New Delhi, Dec. 14: The 153-year-old law that criminalises gay sex is likely contributing to hidden depression and possibly even substance abuse among homosexuals, mental health professionals campaigning for its repeal have said.

The experts have said the Supreme Court’s ruling earlier this week re-criminalising gay sex could lead to a surge in depression levels across the community. They have cited international studies that point to higher levels of mental health problems among gay men.

Overturning a Delhi High Court ruling of July 2009, the Supreme Court upheld Section 377 of the Indian Penal Code that criminalises gay sex while suggesting the law may be amended through the legislative process.

“It can be mentally devastating to find that the law condemns an aspect of identity so basic to them,” said Shalini John, a clinical psychologist in New Delhi who has worked with gay people. “It can be extremely stressful and may push some towards clinical depression.”

Psychiatrists say medical studies in Europe and North America have consistently indicated that non-heterosexual people are at a higher risk of mental disorders, including depression, suicidal thoughts and substance abuse.

Susan Cochran, a psychologist-epidemiologist at the University of California, Los Angeles, found that members of sexual minorities are twice as likely to seek help for mental health issues as heterosexual people.

In a study published four years ago in the journal BMC Psychiatry, Cochran and her colleagues documented that among some 2,000 people surveyed, 48 per cent of gay, lesbian or bisexual individuals reported seeking mental health treatment compared to 22 per cent of heterosexual people.

“The suffering starts early, even during adolescence,” said Jen Wang, a Chinese-American psychiatric-epidemiologist at the University of Zurich. Wang and his colleagues have shown that even adolescent sexual minorities have higher levels of depression and anxiety than heterosexual adolescents.

A law that criminalises gay sex, Wang told The Telegraph, may be seen as a codification of a social stigma that exists across societies. “Even if the law were not there, discrimination and social stigma could continue to cause suffering to members of sexual minorities.”

Mental health experts say members of the gay community who have not yet articulated their sexual orientation are likely to be particularly vulnerable to depression in contrast to those who have been actively campaigning for change and have found peer solidarity and support.

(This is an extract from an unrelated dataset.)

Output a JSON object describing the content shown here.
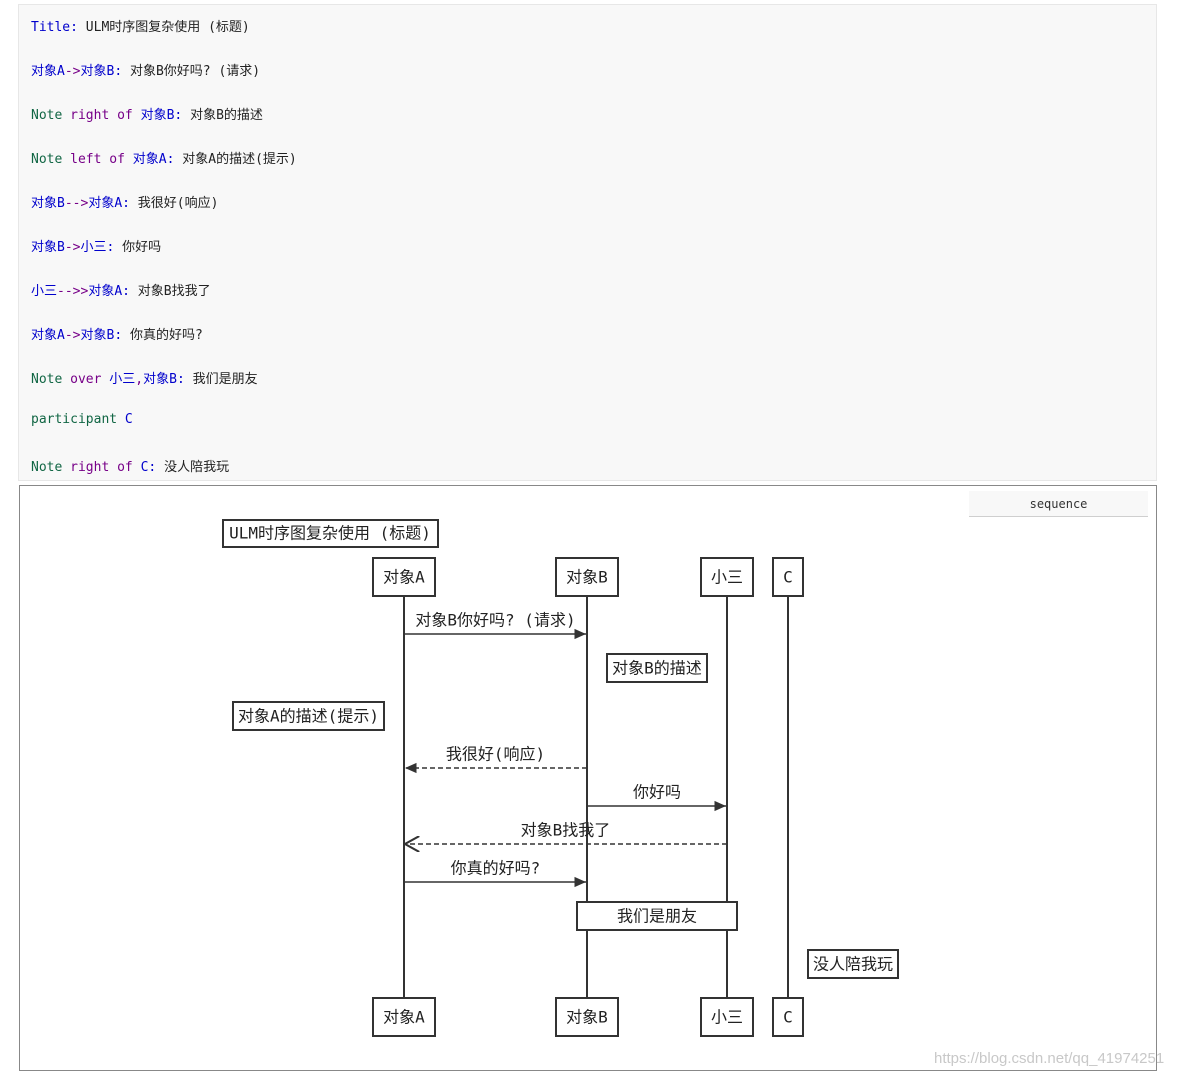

“Many live under severe stress and tension, still reluctant to communicate with their families,” said Shyam Khanna, a senior consultant psychiatrist in Mumbai, who says he has seen such stress contribute to substance-abuse problems.

“Families often worry about social boycott and impose intense pressure on gay people to get married. The stress from such pressures on individuals can be traumatising and can push some people towards alcohol abuse or drug abuse.”

Gay rights activists have expressed their determination to continue to campaign against Section 377, saying criminalising gay sex between two consenting adults is tantamount to a human rights violation.

“Whether through a court or through an amendment to the legislation, the law will have to change,” said Alok Sarin, a senior consultant psychiatrist in New Delhi, who is among medical professionals helping the petitioners campaigning against Section 377.

Experts say the experiences and struggles of gay people in relationships can be similar to what heterosexual couples experience.

“The romantic and emotional bonds,” John said, “are as strong between gay couples as between heterosexual couples.”